We know D.C. Get our free newsletter to stay in the know.
It’s with no small degree of delight that we report City Paper‘s hiring of Jeffrey Anderson as the paper’s new Loose Lips reporter. Beginning Jan. 3, he will cover politics and D.C. government.
A local boy from Annandale, Anderson is a veteran, cage-rattling journalist with strong investigative chops who has distinguished himself in both daily and alt-weekly stints from Los Angeles to Baltimore to the District.
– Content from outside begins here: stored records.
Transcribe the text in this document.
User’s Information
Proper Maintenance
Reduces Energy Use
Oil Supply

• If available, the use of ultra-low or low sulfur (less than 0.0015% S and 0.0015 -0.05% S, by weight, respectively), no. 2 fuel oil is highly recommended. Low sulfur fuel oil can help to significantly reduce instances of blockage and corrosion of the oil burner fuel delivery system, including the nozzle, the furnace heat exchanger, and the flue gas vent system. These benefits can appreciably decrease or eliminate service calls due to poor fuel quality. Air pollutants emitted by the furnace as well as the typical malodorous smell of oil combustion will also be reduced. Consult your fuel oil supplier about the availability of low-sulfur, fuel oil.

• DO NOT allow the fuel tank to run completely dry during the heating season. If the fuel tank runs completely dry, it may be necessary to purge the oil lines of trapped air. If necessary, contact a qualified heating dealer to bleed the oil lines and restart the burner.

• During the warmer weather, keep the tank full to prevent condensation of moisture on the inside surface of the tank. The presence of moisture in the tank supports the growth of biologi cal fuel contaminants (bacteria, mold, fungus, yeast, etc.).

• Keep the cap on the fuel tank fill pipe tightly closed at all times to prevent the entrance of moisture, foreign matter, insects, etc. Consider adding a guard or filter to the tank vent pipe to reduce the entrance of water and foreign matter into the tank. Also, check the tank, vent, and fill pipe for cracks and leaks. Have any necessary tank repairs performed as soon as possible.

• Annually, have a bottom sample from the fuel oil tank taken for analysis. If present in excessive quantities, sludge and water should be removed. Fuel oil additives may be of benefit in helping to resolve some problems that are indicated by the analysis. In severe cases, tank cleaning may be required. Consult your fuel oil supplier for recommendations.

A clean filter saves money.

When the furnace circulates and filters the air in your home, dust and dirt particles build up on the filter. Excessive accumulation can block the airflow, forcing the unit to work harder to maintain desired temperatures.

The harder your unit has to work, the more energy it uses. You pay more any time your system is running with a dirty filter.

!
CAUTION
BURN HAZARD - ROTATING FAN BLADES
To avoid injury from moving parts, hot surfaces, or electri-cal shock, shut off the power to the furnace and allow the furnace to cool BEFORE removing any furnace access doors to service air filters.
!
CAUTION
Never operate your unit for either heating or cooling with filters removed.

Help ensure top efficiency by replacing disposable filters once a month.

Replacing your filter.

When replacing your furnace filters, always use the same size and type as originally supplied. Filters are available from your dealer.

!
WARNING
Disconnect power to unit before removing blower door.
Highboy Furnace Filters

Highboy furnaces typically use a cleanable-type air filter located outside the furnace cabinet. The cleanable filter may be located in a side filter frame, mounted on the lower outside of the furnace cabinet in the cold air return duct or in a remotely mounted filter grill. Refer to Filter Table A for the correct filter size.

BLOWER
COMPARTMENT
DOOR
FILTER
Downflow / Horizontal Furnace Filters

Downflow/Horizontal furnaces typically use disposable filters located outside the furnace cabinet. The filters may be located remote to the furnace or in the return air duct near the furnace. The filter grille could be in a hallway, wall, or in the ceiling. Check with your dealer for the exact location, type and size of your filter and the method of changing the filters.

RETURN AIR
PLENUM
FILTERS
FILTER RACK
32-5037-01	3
For LA Weekly, he covered a series of stories about fraud within L.A.’s Department of Water and Power and a more dangerous brand of corruption in the gang-and-cartel-infested cities of southeast Los Angeles County.
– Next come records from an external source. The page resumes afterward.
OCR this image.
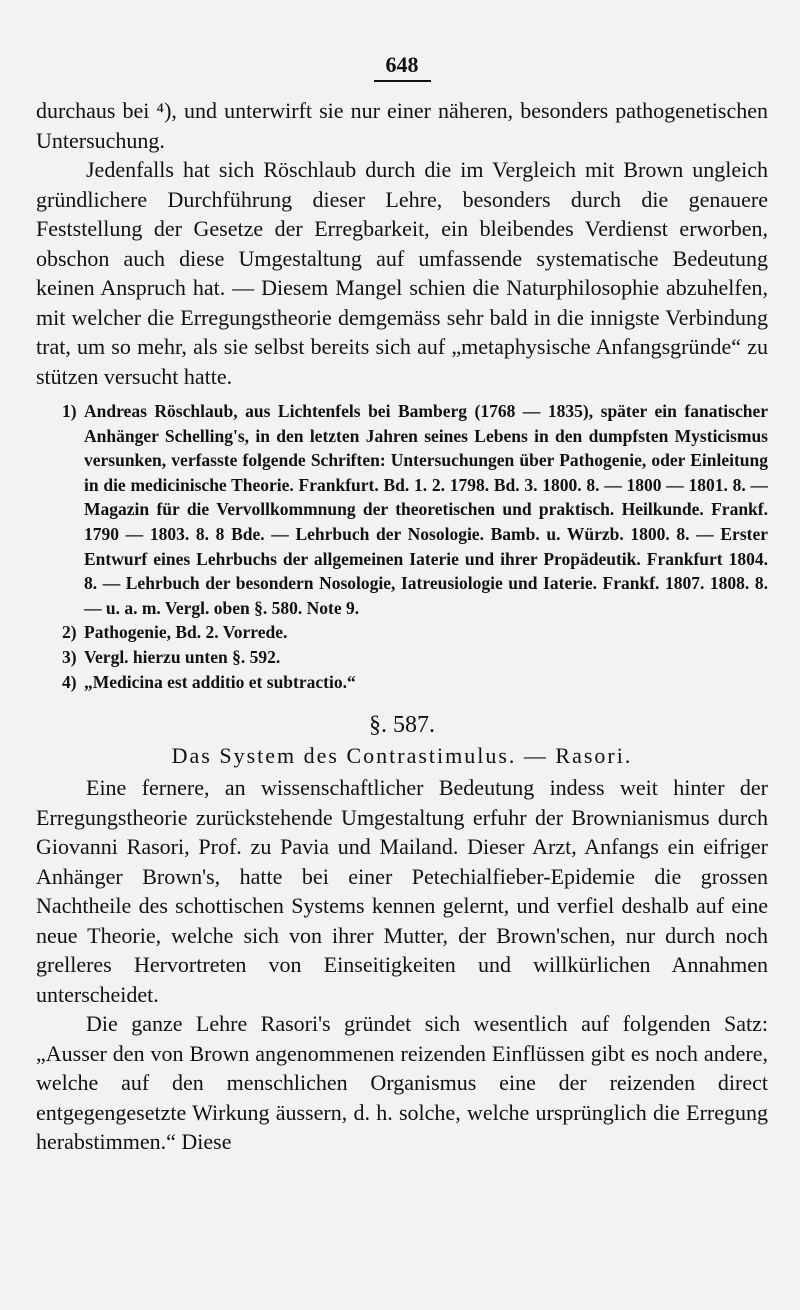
648

durchaus bei ⁴), und unterwirft sie nur einer näheren, besonders pathogenetischen Untersuchung.

Jedenfalls hat sich Röschlaub durch die im Vergleich mit Brown ungleich gründlichere Durchführung dieser Lehre, besonders durch die genauere Feststellung der Gesetze der Erregbarkeit, ein bleibendes Verdienst erworben, obschon auch diese Umgestaltung auf umfassende systematische Bedeutung keinen Anspruch hat. — Diesem Mangel schien die Naturphilosophie abzuhelfen, mit welcher die Erregungstheorie demgemäss sehr bald in die innigste Verbindung trat, um so mehr, als sie selbst bereits sich auf „metaphysische Anfangsgründe“ zu stützen versucht hatte.

1) Andreas Röschlaub, aus Lichtenfels bei Bamberg (1768 — 1835), später ein fanatischer Anhänger Schelling's, in den letzten Jahren seines Lebens in den dumpfsten Mysticismus versunken, verfasste folgende Schriften: Untersuchungen über Pathogenie, oder Einleitung in die medicinische Theorie. Frankfurt. Bd. 1. 2. 1798. Bd. 3. 1800. 8. — 1800 — 1801. 8. — Magazin für die Vervollkommnung der theoretischen und praktisch. Heilkunde. Frankf. 1790 — 1803. 8. 8 Bde. — Lehrbuch der Nosologie. Bamb. u. Würzb. 1800. 8. — Erster Entwurf eines Lehrbuchs der allgemeinen Iaterie und ihrer Propädeutik. Frankfurt 1804. 8. — Lehrbuch der besondern Nosologie, Iatreusiologie und Iaterie. Frankf. 1807. 1808. 8. — u. a. m. Vergl. oben §. 580. Note 9.
2) Pathogenie, Bd. 2. Vorrede.
3) Vergl. hierzu unten §. 592.
4) „Medicina est additio et subtractio.“
§. 587.
Das System des Contrastimulus. — Rasori.

Eine fernere, an wissenschaftlicher Bedeutung indess weit hinter der Erregungstheorie zurückstehende Umgestaltung erfuhr der Brownianismus durch Giovanni Rasori, Prof. zu Pavia und Mailand. Dieser Arzt, Anfangs ein eifriger Anhänger Brown's, hatte bei einer Petechialfieber-Epidemie die grossen Nachtheile des schottischen Systems kennen gelernt, und verfiel deshalb auf eine neue Theorie, welche sich von ihrer Mutter, der Brown'schen, nur durch noch grelleres Hervortreten von Einseitigkeiten und willkürlichen Annahmen unterscheidet.

Die ganze Lehre Rasori's gründet sich wesentlich auf folgenden Satz: „Ausser den von Brown angenommenen reizenden Einflüssen gibt es noch andere, welche auf den menschlichen Organismus eine der reizenden direct entgegengesetzte Wirkung äussern, d. h. solche, welche ursprünglich die Erregung herabstimmen.“ Diese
His first taste of newspaper reporting came in the late 1990s at the Los Angeles Daily Journal, a legal publication, where he covered everything from the post-9/11 fallout, to a seminal medical marijuana initiative, to statewide gambling issues and the Catholic clergy sex abuse crisis.
Closer to home, he has been a frequent City Paper contributor and was a reporter for The Washington Times from 2009 to 2013. He also co-founded a website with ace photographer Andy DelGiudice called District Dig, which has featured long-form and photo-heavy reporting otherwise being overlooked in D.C.
“Every urban experience from my earliest childhood memories took place right here in Washington, D.C.,” says Anderson, a recovered attorney. “Journalism is not just a profession, or a job, or a career. It’s a pursuit, an endeavor, a reason to get out of bed in the morning and find out about what’s going on around you, what people care about, and what they don’t yet know but ought to care about.”
On a personal note, Anderson is one of my favorite people, and I have wanted to hire him since taking over as editor of City Paper in July. He is an aggressive truth seeker whose work ethic knows no bounds and whose energy is inexhaustible. Were he a doctor, his occasionally combative bedside manner would render him impoverished. But in this job his skills will only make the paper richer.